03/01/2018 by Leonard Sprueth | Comments Off on A Musicology for Landscape – New Book by David Nicholas Buck

As the title suggests, David Buck’s recent publication concentrates on weaving sound into the sensory appreciation of landscape. Through conceptual and direct reference on musical notation, his work investigates landscape architecture’s inherent temporality and calls for refocusing  this under-researched aspect provided by the model of notating time. 

Being a landscape architect and educator, Buck’s work offers an innovative and contemporary approach to a wide range of landscape projects and as the founder of the “landscape architecture programme” at the University of East London, his design work in the UK and Japan has been widely published. During his PhD he focused on the investigation of alternatives for perspectival representations of space in landscape architecture through developing new notations from a synthesis with music, thus “A Musicology for Landscape” is evidently the latest in a succession of thriving works.
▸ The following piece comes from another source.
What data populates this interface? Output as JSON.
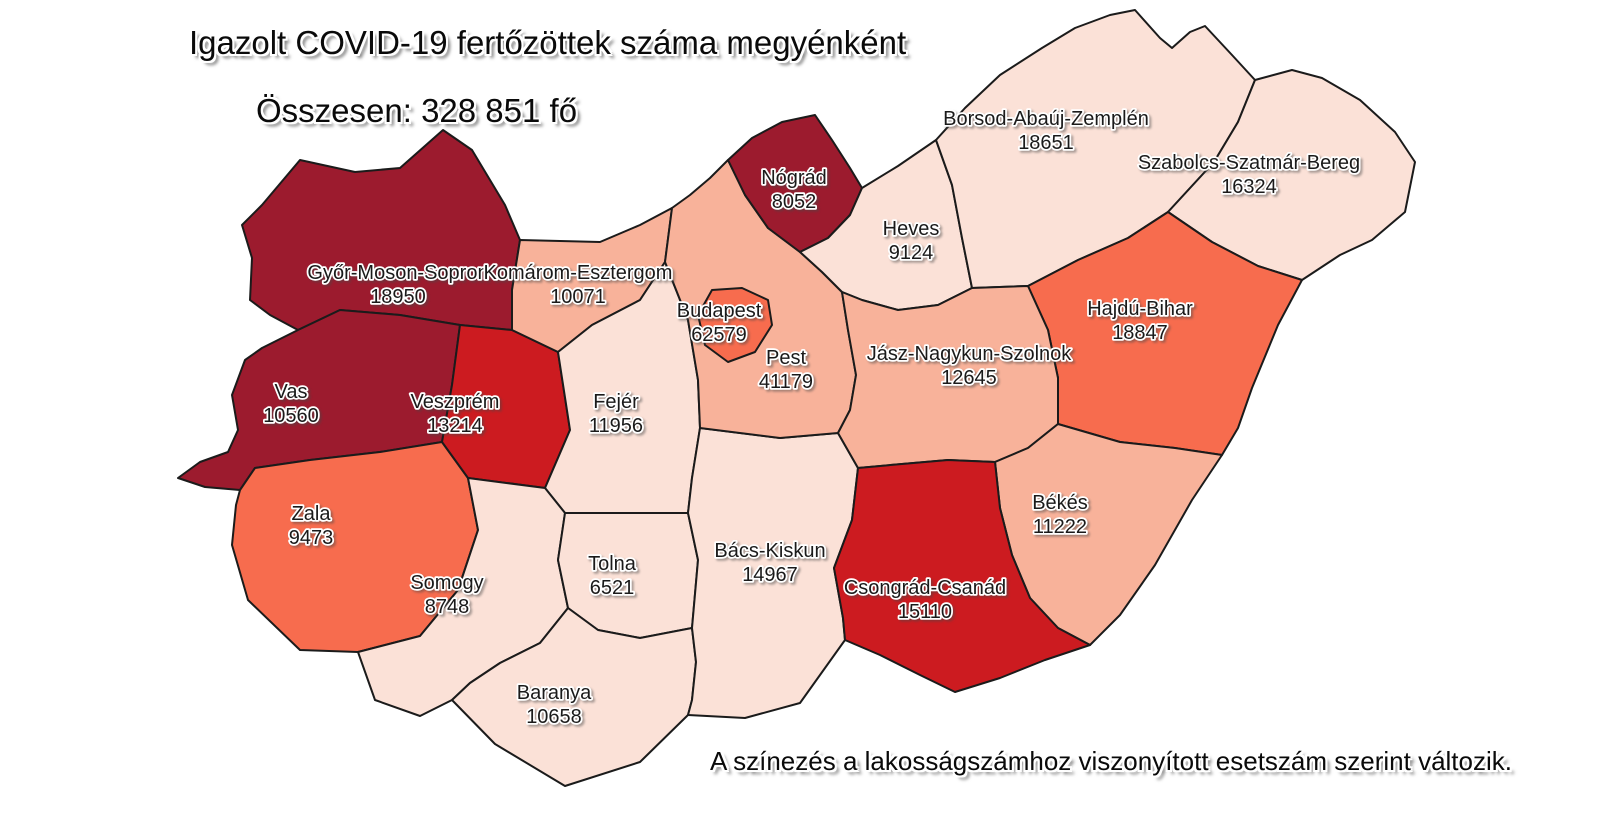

The book hereby addresses a difficulty within the architectural discourse, which is concerned with a lack of adequacy of the existing design tools to correctly explore the landscape’s inherited temporality. By seeking new forms of notation through the inclusion of musical notation, the book introduces three influential composers – Morton Feldman, György Ligeti and Michael Finnissy – presenting a critical evaluation of their work within music, as well as a means in which it might be used in design research. David Buck then juxtaposes musical scores with design representations by Kevin Appleyard, Bernard Tschumi and William Kent, until final examination through newly developed landscape architectural notations. Ultimately, bringing together musical composition and landscape architecture through notation, evokes a focused and sensitive exploration of temporality and sound in both fields.